By Jon Crooks
You’ve got to hand it to the Tories and the right-wing press who fought a very negative but successful campaign of fear. They managed to convince the nation not that The Conservatives were the best choice, but that they were the safe choice when faced with the threat of a Labour government propped up by the SNP. Congratulations on your shallow victory.
The corporate press in particular played a crucial role. I never thought I’d agree with Nigel Farage on something, but he’s right to congratulate the editors of the Sun and the Mail. They were hugely influential in staging this Tory election victory.
So what went wrong for Labour? Well first of all, as David Blunkett pointed out in the immediate aftermath, the big mistake might have been the failure to dispel the impression that Gordon Brown’s government had been responsible for the financial crisis. But perhaps also because they failed to dispel the deficit myth.
What worries me now is the assumption that Labour moved too far to the left after the financial crisis and this proved to be the wrong decision. That they now need to become more ‘centrist’ – a return to Blairism. When in fact many believe Labour didn’t move far enough to the left to offer a credible alternative to The Tories, hence many former Labour voters switching to the Greens and the SNP, or just voting Tory because they were safe and “they’re all the same anyway”.
We’ll have to wait and see what Labour does next, but they won’t be in any rush. If last time is anything to go by, they’ll go underground for the next few years, licking their wounds and squabbling with each other over a new direction and a new leader. In the meantime, there needs to be opposition to this newly endorsed government who will continue to cut spending and services, continue to privatize the NHS and our schools, and continue to slash the support for vulnerable people in this country. Somebody has to step up and fight them.
The struggle must continue. Now more than ever. Maybe too many people don’t care enough outside their own little worlds, but plenty do. People who have been denied a voice in our corrupt and twisted system.
Let’s not give up. Let’s quickly decide where to take the fight. Should we campaign for a fair voting system such as Proportional Representation and put an end to all the tactical voting and wasted votes before the next General Election? Should we campaign on party funding and the influence of the corporate media who mounted a vicious campaign against Cameron’s opponents to protect their own vested interests? Having considered and discussed these issues over the last few days, I’m not so sure either of these are now worthy pursuits.

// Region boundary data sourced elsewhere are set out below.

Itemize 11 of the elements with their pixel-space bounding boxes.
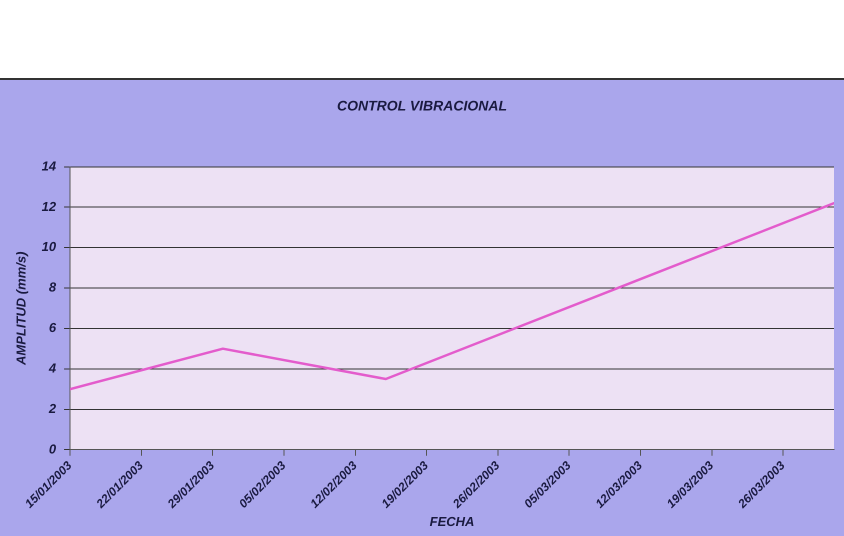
x-axis-title: FECHA <box>430 514 474 529</box>
y-tick-label: 14 <box>42 158 57 174</box>
y-axis-title: AMPLITUD (mm/s) <box>13 252 28 366</box>
y-tick-label: 8 <box>48 280 57 295</box>
y-tick-label: 4 <box>48 360 57 376</box>
y-tick-label: 10 <box>42 239 57 254</box>
y-tick-label: 6 <box>48 320 57 336</box>
y-tick-label: 2 <box>48 400 57 416</box>
chart-title: CONTROL VIBRACIONAL <box>336 97 508 114</box>
y-tick-label: 0 <box>48 441 57 456</box>
y-tick-label: 12 <box>42 198 57 214</box>
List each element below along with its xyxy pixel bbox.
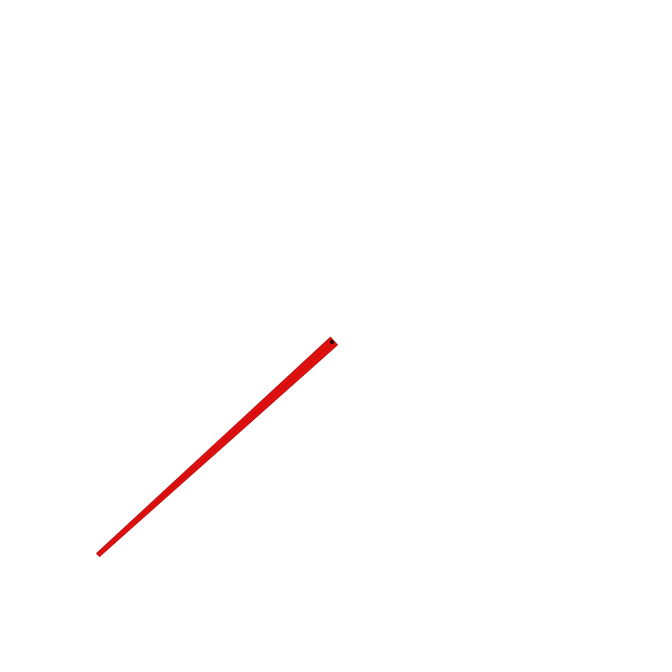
red-diagonal-stroke-core [132, 344, 330, 524]
red-diagonal-stroke [96, 336, 338, 557]
stroke-endpoint-marker [329, 339, 335, 345]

What are the chances of The Tories introducing a bill to the House of Commons to reform the First Past the Post electoral system that so benefits them? What chance is there that they will reform party funding when it is their party that benefits most from rich donors? It’s just not going to happen. Maybe if Labour had won, but not now.
So what then? One thought is that we campaign for devolution from Westminster. Here’s 3 reasons why:
- This is already on the Tory agenda, we just need to hijack it. George Osbourne announced his plans for Manchester last November and he’ll now try and implement them, but there is a problem. Manchester doesn’t want an elected mayor. We’ve said so in a referendum before.
- Scotland will get more devolution now; probably Devo-max, with all tax raising other than VAT and all spending other than defense handed over to the Scottish Parliament. We should demand the same in the North of England – not the pathetic handing out of a few quid that Manchester is to be granted under Devo-Manc, but genuine devolution to the regions with real political accountability and democracy at a local level.
- In the North of England, Labour still have the upper hand and if we can convince our MPs to support us on this issue we can build strong support in Westminster
There is no point trying to force political reform onto the agenda at Westminster. The Establishment won. The Tories won with a majority (albeit a slim one) and there’s no chance of them introducing any legislation that will be detrimental to their hold on power in the future. Of course we can fight them on each and every bit of damaging legislation they try to introduce and highlight the damage they’re doing every day, but at the same time we could bring about real change from within our local communities if we can wrestle power from then by ambushing the Tory devolution plans.
Manchester could well be the key battleground. What if we were to fight Osborne’s Devo-Manc deal with everything we’ve got? Demand a referendum in which we reject his deal and demand devolution on our own terms. There are a great number of local political and environment organisations now and if they work together we could mobilize.